Applying tools like DEGAS to publicly available data will increase our understanding of the underlying β-cell features associated with progression to T2D or with an obese non-T2D state. Expanded DEGAS analyses will be needed to include scRNA-seq data from islets subjected to various models of T1D/T2D (e.g. cytokines, glucolipotoxicity). Major questions include whether the gene candidates identified by DEGAS are protective, disease-causing, or simply markers in β-cell subpopulations. In the future, these questions may be addressed by functional validation studies or observations in genome-wide association studies.

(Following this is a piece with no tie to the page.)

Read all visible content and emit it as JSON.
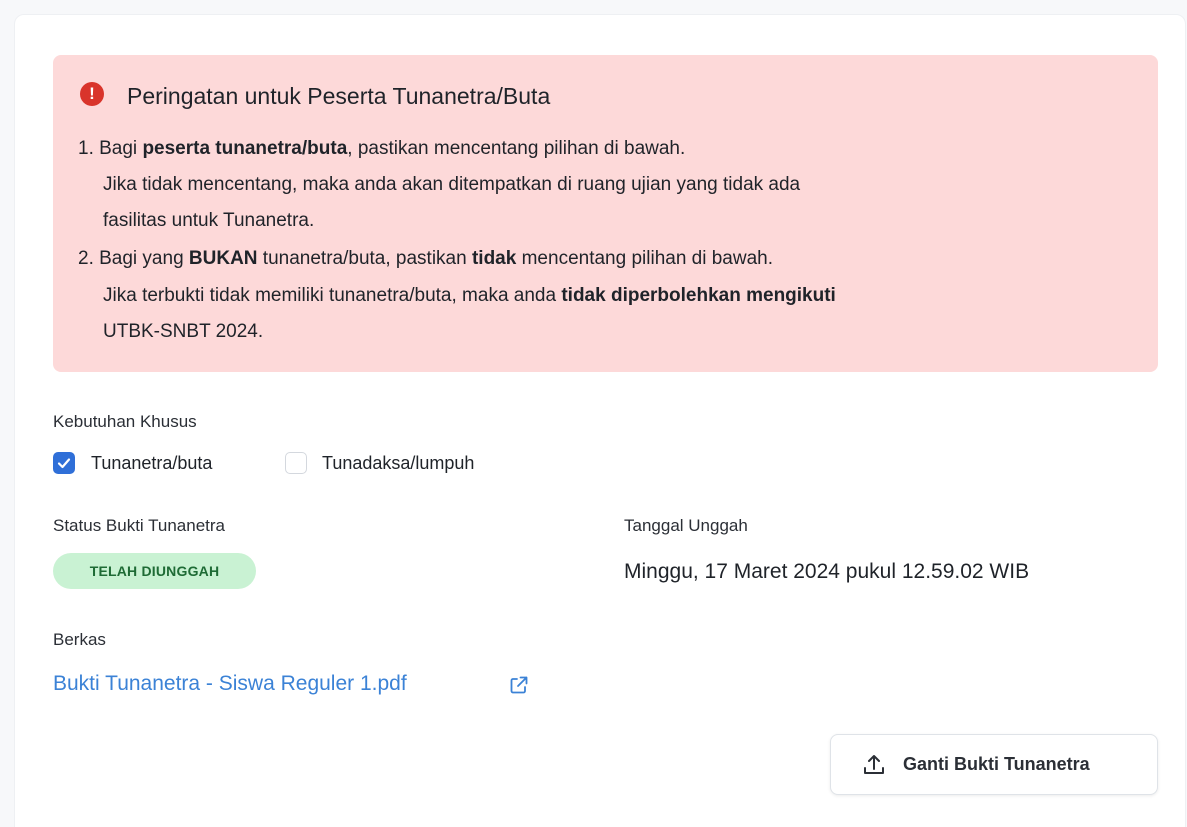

Limitations of the study and future directions

We think the approach of joining islet omics data to deep learning and artificial intelligence is an area in need of increased attention; however, we appreciate that our current study has limitations. First, our analysis utilized a single bulk RNA-seq human islet dataset, although the Marselli study contains a relatively large number of islet donors compared to most available datasets. Second, we merged only five scRNA-seq human islet datasets for this application of DEGAS. The datasets were chosen because of the extensive meta-analyses to which they have already been subjected (Mawla and Huising, 2019), and their use as benchmarking data in many scRNA-seq analysis tools (Korsunsky et al., 2019; Wang et al., 2019; Hie et al., 2019). scRNA-seq has a limitation on the number of detectable genes in each cell, as compared to bulk RNA-seq samples. While these limitations may eventually be mitigated by improved technologies, we can begin to overcome these by merging a larger number of human islet bulk and scRNA-seq studies which contain more donors. Increased sample sizes and study variables come with their own challenges; however, the future gene candidates identified by DEGAS will be of even higher confidence. Additionally, scRNA-seq is a snapshot in time, and it may be tenuous to claim that a particular cell state is transient or persistent. To support a claim that a given subset/subtype of β-cells represents an actual stable population in scRNA-seq data requires at least finding that the cells comprising the candidate population occur across multiple individual donors. In future studies, our use of the diabetes field’s considerable investment in islet transcriptomics data and state-of-the-art cell prioritization tools will enable simultaneous identification of disease-associated cellular subtypes and associated biomarkers of function and dysfunction. Additionally, increasing the number of human pancreas donor tissue samples for high-content image analysis will improve confidence in candidate gene validation.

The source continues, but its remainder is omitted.